Para a Sociedade de Pediatria do Estado (SPRS), ainda não há informações suficiente sobre o zika vírus e sua relação com a microcefalia que justifiquem a possibilidade de se interromper a gravidez. Como a gravidade com que a doença pode afetar cada feto ainda é desconhecida, a instituição entende que é preciso conhecer melhor seus efeitos antes que o aborto em casos de microcefalia torne-se uma alternativa no Brasil.
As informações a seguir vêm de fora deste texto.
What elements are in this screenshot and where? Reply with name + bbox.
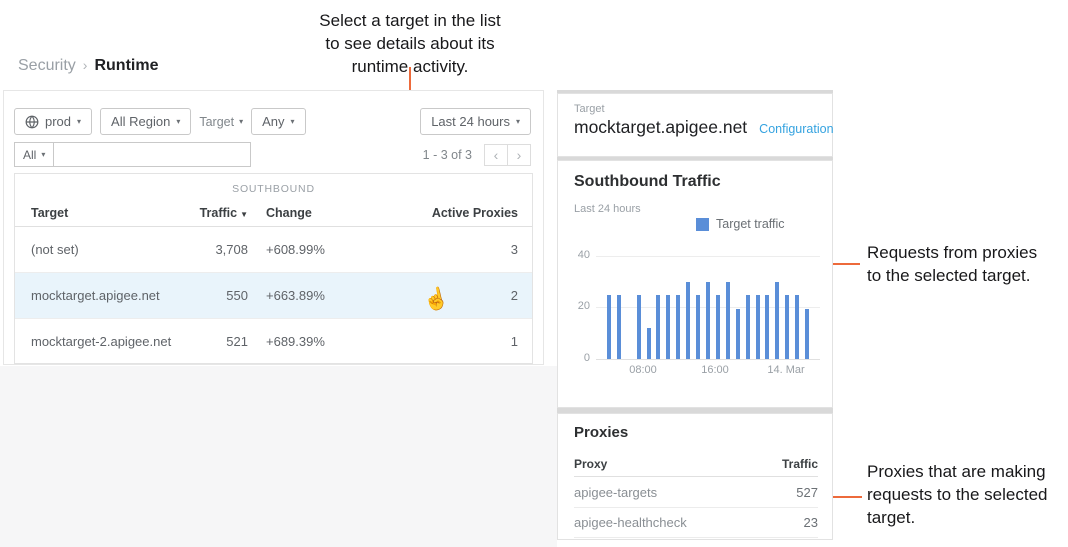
breadcrumb-separator-icon: › [83,57,88,73]
proxy-traffic: 23 [804,515,818,530]
environment-label: prod [45,114,71,129]
column-header-target[interactable]: Target [15,206,195,220]
search-input[interactable] [53,142,251,167]
target-field-label: Target [574,103,816,115]
annotation-connector-line-proxies [832,496,862,498]
cell-change: +608.99% [248,242,344,257]
region-label: All Region [111,114,170,129]
proxy-row[interactable]: apigee-healthcheck 23 [574,508,818,538]
target-detail-panel: Target mocktarget.apigee.net Configurati… [557,90,833,540]
region-dropdown[interactable]: All Region ▾ [100,108,191,135]
table-group-header: SOUTHBOUND [15,174,532,199]
chevron-down-icon: ▾ [41,151,45,159]
y-tick-label: 20 [566,300,590,312]
page-title: Runtime [94,57,158,74]
cell-active-proxies: 3 [344,242,532,257]
cell-traffic: 521 [195,334,248,349]
chevron-down-icon: ▾ [239,118,243,126]
y-tick-label: 0 [566,352,590,364]
search-scope-label: All [23,148,36,162]
runtime-list-panel: prod ▾ All Region ▾ Target ▾ Any ▾ Last … [3,90,544,365]
cell-target: mocktarget-2.apigee.net [15,334,195,349]
page-background-lower [0,366,557,547]
proxies-header-row: Proxy Traffic [574,452,818,477]
y-tick-label: 40 [566,249,590,261]
column-header-proxy[interactable]: Proxy [574,457,607,471]
cell-active-proxies: 1 [344,334,532,349]
cell-target: mocktarget.apigee.net [15,288,195,303]
chart-legend: Target traffic [696,217,785,231]
chart-title: Southbound Traffic [574,173,721,191]
x-tick-label: 08:00 [618,364,668,376]
proxy-name: apigee-healthcheck [574,515,687,530]
annotation-chart-note: Requests from proxies to the selected ta… [867,241,1037,287]
chevron-down-icon: ▾ [516,118,520,126]
x-tick-label: 16:00 [690,364,740,376]
annotation-proxies-note: Proxies that are making requests to the … [867,460,1048,529]
cell-change: +663.89% [248,288,344,303]
configuration-link[interactable]: Configuration [759,122,833,136]
cell-traffic: 3,708 [195,242,248,257]
filter-bar: prod ▾ All Region ▾ Target ▾ Any ▾ [14,108,306,135]
table-row[interactable]: mocktarget.apigee.net 550 +663.89% 2 [15,273,532,319]
x-tick-label: 14. Mar [758,364,814,376]
column-header-change[interactable]: Change [248,206,344,220]
annotation-connector-line-chart [832,263,860,265]
table-row[interactable]: (not set) 3,708 +608.99% 3 [15,227,532,273]
table-row[interactable]: mocktarget-2.apigee.net 521 +689.39% 1 [15,319,532,364]
legend-swatch-icon [696,218,709,231]
pagination-next-button[interactable]: › [507,144,531,166]
axis-baseline [596,359,820,360]
cell-traffic: 550 [195,288,248,303]
chevron-down-icon: ▾ [176,118,180,126]
dimension-dropdown[interactable]: Target ▾ [199,115,243,129]
column-header-active-proxies[interactable]: Active Proxies [344,206,532,220]
southbound-traffic-card: Southbound Traffic Last 24 hours Target … [557,160,833,408]
pagination: 1 - 3 of 3 ‹ › [423,144,531,166]
bar-chart-bars [604,256,812,359]
breadcrumb-section[interactable]: Security [18,57,76,74]
column-header-traffic[interactable]: Traffic▼ [195,206,248,220]
cell-change: +689.39% [248,334,344,349]
dimension-label: Target [199,115,234,129]
chevron-down-icon: ▾ [291,118,295,126]
selected-target-name: mocktarget.apigee.net [574,117,747,138]
time-range-label: Last 24 hours [431,114,510,129]
table-header-row: Target Traffic▼ Change Active Proxies [15,199,532,227]
legend-label: Target traffic [716,217,785,231]
proxy-traffic: 527 [796,485,818,500]
pagination-prev-button[interactable]: ‹ [484,144,508,166]
operator-dropdown[interactable]: Any ▾ [251,108,305,135]
operator-label: Any [262,114,284,129]
time-range-dropdown[interactable]: Last 24 hours ▾ [420,108,531,135]
proxies-title: Proxies [574,424,628,441]
column-header-traffic[interactable]: Traffic [782,457,818,471]
search-scope-dropdown[interactable]: All ▾ [14,142,54,167]
pagination-range: 1 - 3 of 3 [423,148,472,162]
cell-target: (not set) [15,242,195,257]
targets-table: SOUTHBOUND Target Traffic▼ Change Active… [14,173,533,364]
globe-icon [25,115,39,129]
proxy-name: apigee-targets [574,485,657,500]
bar-chart: 40 20 0 08:00 16:00 14. Mar [558,246,834,376]
chevron-down-icon: ▾ [77,118,81,126]
target-header-card: Target mocktarget.apigee.net Configurati… [557,93,833,157]
sort-desc-icon: ▼ [240,210,248,219]
breadcrumb: Security › Runtime [18,57,158,75]
environment-dropdown[interactable]: prod ▾ [14,108,92,135]
search-bar: All ▾ [14,142,251,167]
chart-subtitle: Last 24 hours [574,203,641,215]
proxies-card: Proxies Proxy Traffic apigee-targets 527… [557,413,833,540]
proxy-row[interactable]: apigee-targets 527 [574,477,818,508]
– Não dá para generalizar a opção pelo aborto, cada caso é um caso. E se a criança fosse ter apenas um grau leve de microcefalia? Ainda não temos como saber. O aborto poderia ser uma decisão precipitada – diz a presidente da SPRS, Cristina Targa Ferreira.
A Conferência Nacional dos Bispos do Brasil (CNBB) entende que a proposta de aborto para os casos de microcefalia é "um total desrespeito à vida". O presidente da conferência e arcebispo de Brasília, dom Sérgio da Rocha, tratou do assunto em um encontro com a presidente Dilma Rousseff e o ministro da Saúde, Marcelo Castro, na quinta-feira.
"O estado de alerta, contudo, não deve nos levar ao pânico, como se estivéssemos diante de uma situação invencível, apesar de sua extrema gravidade. Tampouco justifica defender o aborto para os casos de microcefalia" , destacou, em nota, a CNBB.
Dias antes de a ONU recomendar o aborto em países com surto de zika, a Organização Mundial da Saúde (OMS) decretou estado de emergência sanitária mundial por conta da ameaça. A declaração, dada apenas em casos de ameaças globais, representa o maior nível de alerta da OMS.